戦後66年が経ちいまだ、政治の民主化にたどり着けずにさまよっている日本人は、ヘブライの民よりも哀れだ。そのうえ、日本の将来をたくす政治リーダーもいない。

:ニューヨーク・タイムズ紙元東京支局長で著名なジャーナリスト、ニコラス・クリストフは日本の方向性をだれが決めているのかと問われると、「日本の指導者は、他の諸国のいかなるリーダーと比べても自分から行動を起こすことはまれで、彼らはむしろ状況への対応に終始する」と前置きしたうえで、「日本の首相は、官僚、ビジネス界の指導者、メディア、そして、国民のコンセンサス志向によって牽制されている」と答えている。

:菅内閣は退陣した。それが国民のコンセンサス志向だったからだ。在位日数は452日だった。戦後に就任した歴代首相32人のうち19番目の短命だった。しかしこの退陣で、二年前の国民のコンセンサス志向だった「政治指導への変革」は完全に牽制されてしまった。

9月17日の電子版読売新聞には、「野田新内閣は、原則として事務次官が出席する連絡会議の役割を拡大し、閣議決定や閣僚間の合意事項などを事務次官に説明し、内閣の意向を各府省に周知、徹底させる場にしようとしている」と報じている。

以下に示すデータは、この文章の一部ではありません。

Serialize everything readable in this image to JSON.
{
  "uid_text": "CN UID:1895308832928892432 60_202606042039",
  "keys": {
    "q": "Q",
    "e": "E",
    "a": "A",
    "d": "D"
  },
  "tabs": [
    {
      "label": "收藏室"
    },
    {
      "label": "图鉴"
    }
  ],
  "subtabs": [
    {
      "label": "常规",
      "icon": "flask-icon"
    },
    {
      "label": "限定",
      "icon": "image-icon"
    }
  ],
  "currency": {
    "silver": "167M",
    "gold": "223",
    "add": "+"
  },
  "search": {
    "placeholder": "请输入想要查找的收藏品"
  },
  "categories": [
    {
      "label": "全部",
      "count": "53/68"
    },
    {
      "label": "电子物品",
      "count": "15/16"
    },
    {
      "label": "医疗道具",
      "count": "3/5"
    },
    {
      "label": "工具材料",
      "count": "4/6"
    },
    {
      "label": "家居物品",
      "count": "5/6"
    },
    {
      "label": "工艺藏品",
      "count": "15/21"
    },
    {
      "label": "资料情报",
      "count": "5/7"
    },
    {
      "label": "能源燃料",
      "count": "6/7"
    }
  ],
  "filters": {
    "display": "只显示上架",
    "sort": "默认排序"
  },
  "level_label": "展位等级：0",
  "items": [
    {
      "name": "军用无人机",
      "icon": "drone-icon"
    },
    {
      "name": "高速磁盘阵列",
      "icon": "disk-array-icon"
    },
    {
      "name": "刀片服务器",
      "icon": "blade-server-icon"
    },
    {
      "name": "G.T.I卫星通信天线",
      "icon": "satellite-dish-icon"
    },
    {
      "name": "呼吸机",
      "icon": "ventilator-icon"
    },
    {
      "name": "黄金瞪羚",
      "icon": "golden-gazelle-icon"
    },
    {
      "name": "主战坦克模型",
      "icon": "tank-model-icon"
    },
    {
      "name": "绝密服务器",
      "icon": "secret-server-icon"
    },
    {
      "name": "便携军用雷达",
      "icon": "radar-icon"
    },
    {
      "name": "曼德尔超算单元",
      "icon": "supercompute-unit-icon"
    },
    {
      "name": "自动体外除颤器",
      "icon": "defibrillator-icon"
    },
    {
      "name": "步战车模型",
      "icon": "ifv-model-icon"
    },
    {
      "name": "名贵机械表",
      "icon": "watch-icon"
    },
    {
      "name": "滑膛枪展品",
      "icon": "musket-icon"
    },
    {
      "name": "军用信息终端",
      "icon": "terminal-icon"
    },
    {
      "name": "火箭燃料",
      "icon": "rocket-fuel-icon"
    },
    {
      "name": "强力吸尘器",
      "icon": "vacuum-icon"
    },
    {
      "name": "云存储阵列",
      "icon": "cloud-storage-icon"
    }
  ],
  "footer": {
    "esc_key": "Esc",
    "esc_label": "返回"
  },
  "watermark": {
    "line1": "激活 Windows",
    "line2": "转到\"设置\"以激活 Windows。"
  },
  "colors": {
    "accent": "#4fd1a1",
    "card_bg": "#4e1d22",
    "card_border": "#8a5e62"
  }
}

確か、民主党は政権交代の直後、官僚の事務次官会議が政府の意思統一を容易にするという長所の一方、閣議の形骸化をもたらしたとの批判から、「官僚主導」の象徴として事務次官会議を廃止したうえで、「政治主導」の行政運営をめざすと宣言したはずだ。

結局、自民党政権時代に後戻りだ。この国では誰が首相に就こうとも、どの政党が政権を担おうとも、そこに腐りきった政治家どもがいる限り変わらない。米国のように外部の優秀な人材を登用して政治を混血化していくしかない。このままでは政治リーダーも生まれない。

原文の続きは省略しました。